Moving to the second aim of our study, we did not observe any significant adverse event after the third/booster dose; mild/moderate reactions were commonly reported in HCs and pwMS, in line with previous studies, showing comparable rates in the general population and in pwMS [1]. We did not observe relapses in pwMS on OCR or FNG in the month after the booster dose, confirming vaccine safety as reported by previous studies on the first vaccine cycle [24]. The overall good safety and tolerability profile of a third mRNA vaccine dose further support its use in the MS population, including those immunocompromised by the therapy.

The third objective of our study was to understand COVID-19 outcomes in pwMS on OCR and FNG after 3 vaccine doses.

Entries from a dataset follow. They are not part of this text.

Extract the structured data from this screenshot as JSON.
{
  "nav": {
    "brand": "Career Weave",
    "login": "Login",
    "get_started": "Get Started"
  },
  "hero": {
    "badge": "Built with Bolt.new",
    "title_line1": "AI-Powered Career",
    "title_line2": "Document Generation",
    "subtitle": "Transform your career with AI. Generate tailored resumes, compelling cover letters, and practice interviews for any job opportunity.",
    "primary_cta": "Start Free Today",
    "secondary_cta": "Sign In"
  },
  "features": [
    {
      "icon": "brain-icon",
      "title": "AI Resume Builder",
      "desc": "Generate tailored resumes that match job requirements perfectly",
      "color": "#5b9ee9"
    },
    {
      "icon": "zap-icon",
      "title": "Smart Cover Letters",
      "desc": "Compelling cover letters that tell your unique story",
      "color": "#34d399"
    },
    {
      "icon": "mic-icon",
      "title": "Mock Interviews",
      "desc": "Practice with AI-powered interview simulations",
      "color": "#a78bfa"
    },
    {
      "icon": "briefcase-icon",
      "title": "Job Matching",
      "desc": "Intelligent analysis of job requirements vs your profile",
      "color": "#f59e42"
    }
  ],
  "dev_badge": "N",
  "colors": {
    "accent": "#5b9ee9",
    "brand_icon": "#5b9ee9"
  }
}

We observed 12 (7 on OCR, 5 on FNG) mild cases of COVID-19 in pwMS, with no needing for oxygenation, hospitalization or anti-viral/monoclonal antibodies. Nevertheless, the small sample of subjects does not allow to draw any definitive conclusions on COVID-19 outcomes in pwMS on OCR or FNG.

Previous studies described the association between time since the last OCR infusion and FNG treatment duration with anti-TSP IgG titres after the first two mRNA vaccine doses [6, 7, 11]; we did not find any correlation between clinical or demographic factors and the humoral response after the third booster dose, in line with first reports [18]. This missing association might be due to the effect of the third booster dose, which might help counteract the immune system modifications due to drugs exposition; moreover, in pwMS on OCR, the effect of an additional infusion between the first vaccination cycle and the booster dose might impact on the effect of the humoral response. However, future studies with larger samples are needed to shed light on this issue.

This study is not exempt from limitations. First, all participants were vaccinated with the BNT162b2 mRNA SARS-CoV-2 vaccine; therefore, we were not able to assess the humoral response after other SARS-CoV-2 vaccines. Second, we did not assess the B and T cell response to the vaccine which is known to play an essential role in the immune response to infections and vaccines. Third, we only reported symptomatic cases of COVID-19 after the booster dose, this might underestimate COVID-19 cases. On the other hand, a strength of our study is the high number of serum samples obtained at different time points that made us able to promptly identify and exclude asymptomatic COVID-19 cases.

In conclusion, our results: (i) expand the growing evidence that pwMS on treatment with OCR and FNG are able to revive/raise their humoral response after a third/booster mRNA vaccine dose, independently of any demographic, clinical or laboratory metric/variable; (ii) confirm the good safety and tolerability profile of a third/booster dose of BNT162b2 mRNA SARS-CoV-2 vaccine, not only in terms of adverse events but also in terms of MS relapses; (iii) support the efficacy of 3 vaccine doses against severe COVID-19 course, even if in a very small/initial sample of pwMS.